Up to 2,000 people from Britain's Diego Garcia and other islands in the Chagos archipelago were uprooted and shipped to Mauritius more than 30 years ago after a deal to build a U.S. air base which has since been used in the war on Iraq.
       They lost a case for compensation and the right to return home at Britain's High Court in October, but have vowed to fight on.
       On Wednesday, more than 100 men, women and children sat in scorching heat by the British High Commission in Port Louis, holding placards saying ''We want to return to our native land'' and ''36 years of misery due to British interests is enough.''
       ''Today is U.N. Human Rights Day and we want to highlight the human rights violations that we have faced by the British and Americans when we were forced from our homes over 30 years ago,'' Olivier Bancoult, chairman of the Chagos Refugee Group told Reuters.

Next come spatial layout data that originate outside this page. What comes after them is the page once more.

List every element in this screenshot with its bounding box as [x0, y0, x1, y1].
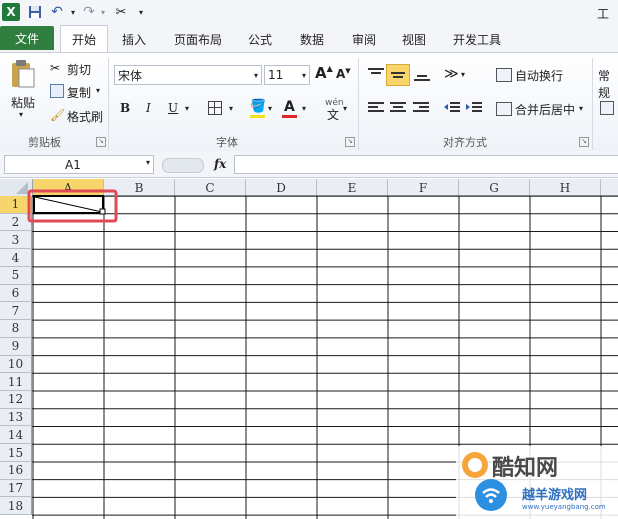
- watermark-wifi-icon: [475, 479, 507, 511]
- watermark-site-name: 越羊游戏网: [522, 488, 588, 503]
- watermark: 酷知网 越羊游戏网 www.yueyangbang.com: [456, 446, 618, 519]
- watermark-url: www.yueyangbang.com: [522, 503, 606, 511]
- cell-grid[interactable]: [0, 0, 618, 519]
- watermark-logo-icon: [462, 452, 488, 478]
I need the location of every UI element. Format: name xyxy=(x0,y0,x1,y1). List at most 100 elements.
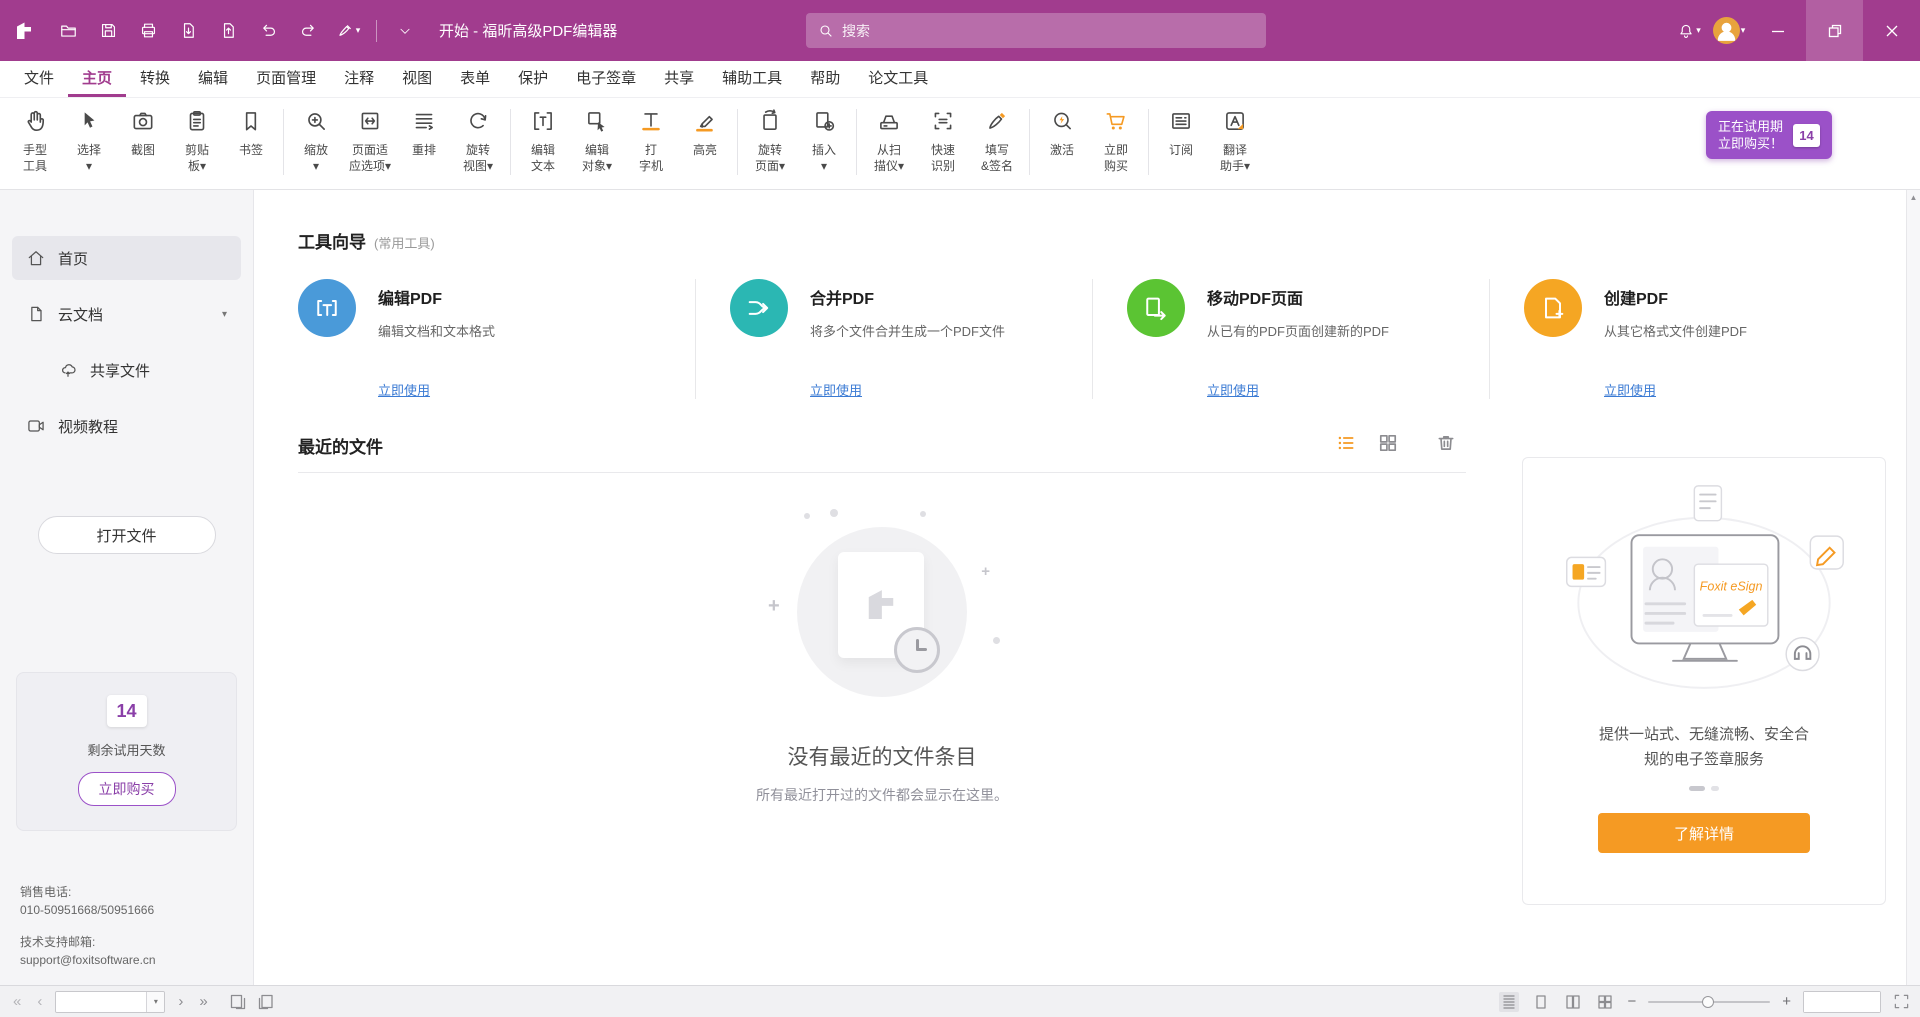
menu-accessibility-tools[interactable]: 辅助工具 xyxy=(708,61,796,97)
ribbon-tool-insert-pages[interactable]: 插入 ▾ xyxy=(797,106,851,174)
ribbon-tool-zoom[interactable]: 缩放 ▾ xyxy=(289,106,343,174)
search-input[interactable] xyxy=(842,23,1254,39)
card-merge-pdf: 合并PDF 将多个文件合并生成一个PDF文件 立即使用 xyxy=(695,279,1092,399)
ribbon-tool-page-fit[interactable]: 页面适 应选项▾ xyxy=(343,106,397,174)
ribbon-tool-select[interactable]: 选择 ▾ xyxy=(62,106,116,174)
merge-pdf-icon xyxy=(730,279,788,337)
menu-protect[interactable]: 保护 xyxy=(504,61,562,97)
ribbon-tool-reflow[interactable]: 重排 xyxy=(397,106,451,158)
previous-page-button[interactable]: ‹ xyxy=(34,994,45,1009)
menu-esign[interactable]: 电子签章 xyxy=(562,61,650,97)
trial-period-badge[interactable]: 正在试用期 立即购买！ 14 xyxy=(1706,111,1832,159)
close-button[interactable] xyxy=(1863,0,1920,61)
menu-home[interactable]: 主页 xyxy=(68,61,126,97)
menu-share[interactable]: 共享 xyxy=(650,61,708,97)
menu-view[interactable]: 视图 xyxy=(388,61,446,97)
use-now-link[interactable]: 立即使用 xyxy=(378,380,430,399)
empty-state-hint: 所有最近打开过的文件都会显示在这里。 xyxy=(756,785,1008,805)
first-page-button[interactable]: « xyxy=(10,994,24,1009)
ribbon-tool-rotate-view[interactable]: 旋转 视图▾ xyxy=(451,106,505,174)
ribbon-tool-fill-sign[interactable]: 填写 &签名 xyxy=(970,106,1024,174)
ribbon-tool-from-scanner[interactable]: 从扫 描仪▾ xyxy=(862,106,916,174)
ribbon-tool-subscribe[interactable]: 订阅 xyxy=(1154,106,1208,158)
use-now-link[interactable]: 立即使用 xyxy=(1604,380,1656,399)
menu-help[interactable]: 帮助 xyxy=(796,61,854,97)
share-doc-icon[interactable] xyxy=(208,11,248,51)
menu-convert[interactable]: 转换 xyxy=(126,61,184,97)
menu-file[interactable]: 文件 xyxy=(10,61,68,97)
grid-view-button[interactable] xyxy=(1378,433,1398,458)
export-pdf-icon[interactable] xyxy=(168,11,208,51)
zoom-in-button[interactable]: + xyxy=(1782,994,1791,1009)
foxit-pdf-editor-window: ▾ 开始 - 福昕高级PDF编辑器 ▾ ▾ xyxy=(0,0,1920,1017)
sidebar-item-cloud-docs[interactable]: 云文档 ▾ xyxy=(12,292,241,336)
menu-form[interactable]: 表单 xyxy=(446,61,504,97)
menu-edit[interactable]: 编辑 xyxy=(184,61,242,97)
undo-icon[interactable] xyxy=(248,11,288,51)
zoom-out-button[interactable]: − xyxy=(1627,994,1636,1009)
page-number-input[interactable] xyxy=(56,992,146,1012)
cloud-doc-icon xyxy=(26,304,46,324)
notifications-button[interactable]: ▾ xyxy=(1669,11,1709,51)
customize-toolbar-icon[interactable] xyxy=(385,11,425,51)
ribbon-tool-typewriter[interactable]: 打 字机 xyxy=(624,106,678,174)
search-box[interactable] xyxy=(806,13,1266,48)
buy-now-button[interactable]: 立即购买 xyxy=(78,772,176,806)
ribbon-tool-highlight[interactable]: 高亮 xyxy=(678,106,732,158)
last-page-button[interactable]: » xyxy=(196,994,210,1009)
next-view-button[interactable] xyxy=(257,993,275,1011)
learn-more-button[interactable]: 了解详情 xyxy=(1598,813,1810,853)
ribbon-tool-rotate-pages[interactable]: 旋转 页面▾ xyxy=(743,106,797,174)
menu-paper-tools[interactable]: 论文工具 xyxy=(854,61,942,97)
restore-button[interactable] xyxy=(1806,0,1863,61)
sidebar-item-home[interactable]: 首页 xyxy=(12,236,241,280)
ribbon-tool-edit-text[interactable]: 编辑 文本 xyxy=(516,106,570,174)
fit-screen-button[interactable] xyxy=(1893,993,1910,1010)
avatar xyxy=(1713,17,1740,44)
ribbon-tool-activate[interactable]: 激活 xyxy=(1035,106,1089,158)
previous-view-button[interactable] xyxy=(229,993,247,1011)
continuous-view-button[interactable] xyxy=(1499,992,1519,1012)
ribbon-tool-hand[interactable]: 手型 工具 xyxy=(8,106,62,174)
open-file-button[interactable]: 打开文件 xyxy=(38,516,216,554)
tools-guide-title: 工具向导 xyxy=(298,228,366,253)
sidebar-item-shared-files[interactable]: 共享文件 xyxy=(44,348,241,392)
chevron-down-icon[interactable]: ▾ xyxy=(222,309,227,320)
ribbon-tool-quick-ocr[interactable]: 快速 识别 xyxy=(916,106,970,174)
zoom-level-input[interactable] xyxy=(1804,992,1880,1012)
account-button[interactable]: ▾ xyxy=(1709,11,1749,51)
clear-recent-button[interactable] xyxy=(1436,433,1456,458)
ribbon-tool-edit-object[interactable]: 编辑 对象▾ xyxy=(570,106,624,174)
ribbon-tool-snapshot[interactable]: 截图 xyxy=(116,106,170,158)
print-icon[interactable] xyxy=(128,11,168,51)
ribbon-tool-buy-now[interactable]: 立即 购买 xyxy=(1089,106,1143,174)
use-now-link[interactable]: 立即使用 xyxy=(1207,380,1259,399)
sidebar-item-video-tutorials[interactable]: 视频教程 xyxy=(12,404,241,448)
esign-quick-icon[interactable]: ▾ xyxy=(328,11,368,51)
continuous-facing-view-button[interactable] xyxy=(1595,992,1615,1012)
vertical-scrollbar[interactable]: ▲ xyxy=(1906,190,1920,985)
ribbon-tool-clipboard[interactable]: 剪贴 板▾ xyxy=(170,106,224,174)
ribbon-tool-translate-assistant[interactable]: 翻译 助手▾ xyxy=(1208,106,1262,174)
facing-view-button[interactable] xyxy=(1563,992,1583,1012)
card-create-pdf: 创建PDF 从其它格式文件创建PDF 立即使用 xyxy=(1489,279,1886,399)
carousel-dot[interactable] xyxy=(1711,786,1719,791)
carousel-dot-active[interactable] xyxy=(1689,786,1705,791)
zoom-slider-thumb[interactable] xyxy=(1702,996,1714,1008)
page-dropdown-caret[interactable]: ▾ xyxy=(146,992,164,1012)
zoom-slider[interactable] xyxy=(1648,991,1770,1013)
single-page-view-button[interactable] xyxy=(1531,992,1551,1012)
list-view-button[interactable] xyxy=(1336,433,1356,458)
menu-comment[interactable]: 注释 xyxy=(330,61,388,97)
menu-page-management[interactable]: 页面管理 xyxy=(242,61,330,97)
ribbon-tool-bookmark[interactable]: 书签 xyxy=(224,106,278,158)
open-file-icon[interactable] xyxy=(48,11,88,51)
scroll-up-icon[interactable]: ▲ xyxy=(1910,193,1918,985)
next-page-button[interactable]: › xyxy=(175,994,186,1009)
card-desc: 将多个文件合并生成一个PDF文件 xyxy=(810,321,1005,340)
minimize-button[interactable] xyxy=(1749,0,1806,61)
save-icon[interactable] xyxy=(88,11,128,51)
redo-icon[interactable] xyxy=(288,11,328,51)
edit-pdf-icon xyxy=(298,279,356,337)
use-now-link[interactable]: 立即使用 xyxy=(810,380,862,399)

       ''The British government dumped us in the slums of Mauritius and we want them to know that we are still here and that we won't go anywhere until they right the wrongs they committed against us.''
       Bancoult said the Chagossians had presented a letter to the British High Commission, U.S. embassy and United Nations.
       Many of the islanders, who once led a simple but comfortable life fishing and coconut farming, are unemployed in Mauritius or working as manual labourers.
       The islanders and their descendants -- numbering about 5,000 -- won a victory in 2000 when the High Court ruled they should be granted full British citizenship.